Thursday, October 18, 2012

Sumatra 0.4 released

We would like to announce the release of version 0.4.0 of Sumatra, a tool for automated tracking of simulations and computational analyses so as to be able to easily replicate them at a later date.


The biggest change in Sumatra 0.4 is the redesign of the browser-based interface, launched with smtweb. Thanks to the Google Summer of Code program, Dmitry Samarkanov was able to spend his summer working on improving Sumatra, with the results being a much improved web interface, better support for running Sumatra on Windows, and better support for running Matlab scripts with Sumatra. Many thanks to Google and to the INCF as mentoring organisation. In addition to Dmitry's improvements, handling of input and output data files is much improved, and Sumatra now captures and stores standard output (stdout) and standard error (stderr) streams. More details on all of these, plus a bunch of minor improvements and bug fixes, is given below. Finally, Sumatra no longer supports Python 2.5 - the minimum requirement is Python 2.6.

Web interface

The Sumatra browser-based interface runs a local webserver on your computer, and allows you to browse the information that Sumatra captures about your analyses, simulations or other computations, including code versions, input and output data files, parameter/configuration files, the operating system and processor architecture.

The interface has been completely redesigned for Sumatra 0.4, and includes dozens of large and small improvements, including:

  • a more modern, attractive design
  • the ability to select which columns to display in the record list view
  • the ability to search all of your records based on date, tags or full-text
  • side-by-side comparison of records
  • sorting of records based on any column
  • selection of multiple records by clicking or dragging for deletion, comparison and tagging

Furthermore, it is now possible to launch computations from the browser interface.

For more information, see Using the web interface.

Data file handling

In earlier versions of Sumatra, the filename (or rather, the file path relative to a user-defined root) was used as the identifier for input and output data files.
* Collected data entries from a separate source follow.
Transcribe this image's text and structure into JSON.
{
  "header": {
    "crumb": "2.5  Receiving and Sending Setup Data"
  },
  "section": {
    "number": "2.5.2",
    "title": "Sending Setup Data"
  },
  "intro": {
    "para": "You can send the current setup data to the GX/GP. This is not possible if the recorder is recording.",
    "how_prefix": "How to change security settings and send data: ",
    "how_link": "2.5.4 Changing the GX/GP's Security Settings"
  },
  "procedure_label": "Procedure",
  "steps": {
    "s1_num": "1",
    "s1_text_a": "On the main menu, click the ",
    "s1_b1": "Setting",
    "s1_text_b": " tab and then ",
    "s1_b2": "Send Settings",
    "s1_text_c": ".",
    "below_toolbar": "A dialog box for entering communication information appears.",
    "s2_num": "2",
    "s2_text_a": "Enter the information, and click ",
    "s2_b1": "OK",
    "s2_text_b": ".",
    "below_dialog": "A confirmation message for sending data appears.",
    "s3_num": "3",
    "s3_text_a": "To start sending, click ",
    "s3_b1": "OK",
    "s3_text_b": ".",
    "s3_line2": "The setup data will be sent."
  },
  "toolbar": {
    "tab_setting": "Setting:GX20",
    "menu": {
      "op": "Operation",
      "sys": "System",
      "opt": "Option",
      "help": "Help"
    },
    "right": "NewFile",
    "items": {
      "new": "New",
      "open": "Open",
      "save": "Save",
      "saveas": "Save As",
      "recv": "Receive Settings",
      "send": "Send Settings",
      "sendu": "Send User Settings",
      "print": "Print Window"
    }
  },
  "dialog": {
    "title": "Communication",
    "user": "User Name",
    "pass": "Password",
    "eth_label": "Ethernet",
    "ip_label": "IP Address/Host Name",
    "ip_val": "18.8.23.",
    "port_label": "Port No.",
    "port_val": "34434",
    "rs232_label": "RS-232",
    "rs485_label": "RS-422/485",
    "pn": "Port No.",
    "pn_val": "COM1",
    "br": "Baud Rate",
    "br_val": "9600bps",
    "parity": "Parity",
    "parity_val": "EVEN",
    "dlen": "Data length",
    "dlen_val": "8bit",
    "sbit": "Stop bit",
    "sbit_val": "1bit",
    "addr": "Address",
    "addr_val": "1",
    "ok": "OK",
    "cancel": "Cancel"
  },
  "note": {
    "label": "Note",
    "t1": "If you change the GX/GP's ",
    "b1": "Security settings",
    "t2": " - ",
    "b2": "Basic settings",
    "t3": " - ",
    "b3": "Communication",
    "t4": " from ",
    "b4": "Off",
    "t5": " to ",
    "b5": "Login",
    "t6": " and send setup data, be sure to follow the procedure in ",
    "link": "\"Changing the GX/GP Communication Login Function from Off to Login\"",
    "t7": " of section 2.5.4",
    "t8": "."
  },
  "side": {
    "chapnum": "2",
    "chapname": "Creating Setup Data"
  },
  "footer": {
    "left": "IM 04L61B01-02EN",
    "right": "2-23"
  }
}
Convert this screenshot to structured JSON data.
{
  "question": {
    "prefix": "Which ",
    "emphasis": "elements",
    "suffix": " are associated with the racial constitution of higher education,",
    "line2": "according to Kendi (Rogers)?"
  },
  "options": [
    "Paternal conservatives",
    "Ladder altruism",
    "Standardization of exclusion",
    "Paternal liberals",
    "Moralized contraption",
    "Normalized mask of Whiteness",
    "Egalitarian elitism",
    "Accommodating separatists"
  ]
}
The problem with this, of course, is that it is possible to overwrite a given file with new data. For this reason, Sumatra 0.4 now calculates and stores the SHA1 hash of the file contents. If the file contents change, the hash will also change, so that Sumatra can alert you if a file is accidentally overwritten, for example.

Sumatra 0.4 also adds a new data store which automatically archives a copy of the output data from your computations in a user-selected location. This data store is accessible through the API as the ArchivingFileSystemDataStore class, or through the smt command-line interface with the "archive" option to the "init" and "configure" commands.

Finally, Sumatra now allows the user the choice of whether to use an absolute or relative path for the data store root directory. Using a relative path makes projects easier to move and easier to access from other locations (e.g. with symbolic links or NFS).

Matlab support

Sumatra can capture certain information for any command-line tool: input and output data, version of the main codebase, operating system and processor architecture, etc. For dependency information, however (i.e. which libraries, modules or packages are imported/included by your main script), a separate plugin is required for each language. Sumatra already has a dependency tracking plugin for Python and for two computational neuroscience simulation environments, NEURON and GENESIS. Sumatra 0.4 adds dependency tracking for Matlab scripts.

Recording of stdout and stderr

Sumatra 0.4 now supports recording and storage of the standard output and standard error streams from your scripts.

Other new features

  • added support for JSON-format parameter files;
  • added smt export command, which allows the contents of a Sumatra record store to be exported in JSON format;
  • more information is now printed by smt list --long;
  • the Python dependency finder now supports scripts run with Python 3 (although Sumatra itself still needs Python 2);
  • can now specify HttpRecordStore username and password as part of the URL passed to smt init;
  • added support for markup using reStructuredText in the project description
  • it is no longer required to have a script file, which makes it possible to use Sumatra with your own compiled executables. Further support for compiled languages is planned for the next release.

Download, support and documentation

The easiest way to get the latest version of Sumatra is

  $ pip install sumatra

Alternatively, Sumatra 0.4.0 may be downloaded from PyPI or from the INCF Software Center. Support is available from the sumatra-users Google Group. Full documentation is available on PyPI.